Ho perso la mia innocenza di lettore con Kundera, seduto sul parquet della mia camera, in un novembre di più di dieci anni fa. Baricco e Pennac stavano a guardare dalla libreria, mia madre si stava spegnendo, il freddo stringeva la città e ascoltavo De Gregori. Ho perso la mia innocenza di lavoratore nel momento in cui ho capito quanto i soldi potessero cambiare le persone. Andavo in giro con una grossa borsa da venditore, di finta pelle, con pantaloni improbabili e cravatte difficili da digerire.

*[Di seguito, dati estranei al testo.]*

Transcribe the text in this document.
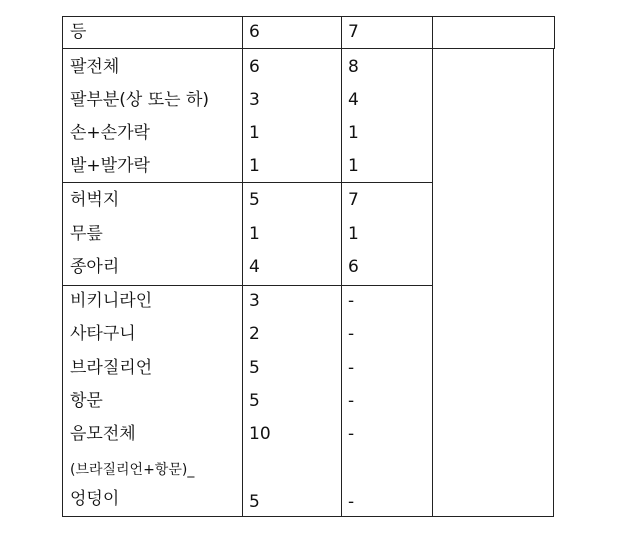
등	6	7
팔전체	6	8
팔부분(상 또는 하) 3	4
손+손가락	1	1
발+발가락	1	1
허벅지	5	7
무릎	1	1
종아리	4	6
비키니라인	3	-
사타구니	2	-
브라질리언	5	-
항문	5	-
음모전체	10	-
(브라질리언+항문)_
엉덩이	5	-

Ho perso la mia innocenza di elettore quando ho lasciato cadere una scheda bianca dentro l’urna del seggio 158, guardando impassibile verso le liste elettorali appese contro la lavagna. Ho perso la mia innocenza musicale urlando a un concerto dei No Use For a Name, a Bologna in una delle più belle giornate che il 2001 abbia lasciato. Ho perso tante volte l’innocenza di chi è stato educato al bene assoluto, chi ha imparato a pensare prima di agire e spesso si è trovato a guardare gli altri che agivano senza pensare. Ho perso la fiducia nella mia generazione a Genova, vicino a un ponte, quando ho visto sangue, polvere, quando ho respirato la paura, quando ho mangiato violenza vomitata da ragazzi della mia età. Ho perso la mia innocenza di innamorato quando ho tradito, senza pensarci troppo.
Oggi, seduto davanti al pc, ho una casa di proprietà. Ho una moto, una moglie, scrivo per pigrizia, lavoro per viaggiare e viaggio per lavoro. Fumo, come ho sempre fatto, e questo prima o poi mi costerà. Bevo meno, bevo forse meglio. Leggo, forse meno di prima, forse meglio di prima. Faccio sempre foto a posti, persone, animali e cose. Guardo Milano con occhi meno innocenti. Vado al mare appena posso. E rimango sempre a guardare gli aerei in cielo e i punti infiniti sopra il mare, appena sotto il cielo.
Scrivo poco sul mio blog, ancora meno sui miei quaderni, ma tengo in testa intere pagine, idee perfette, soluzioni geniali, racconti superlativi.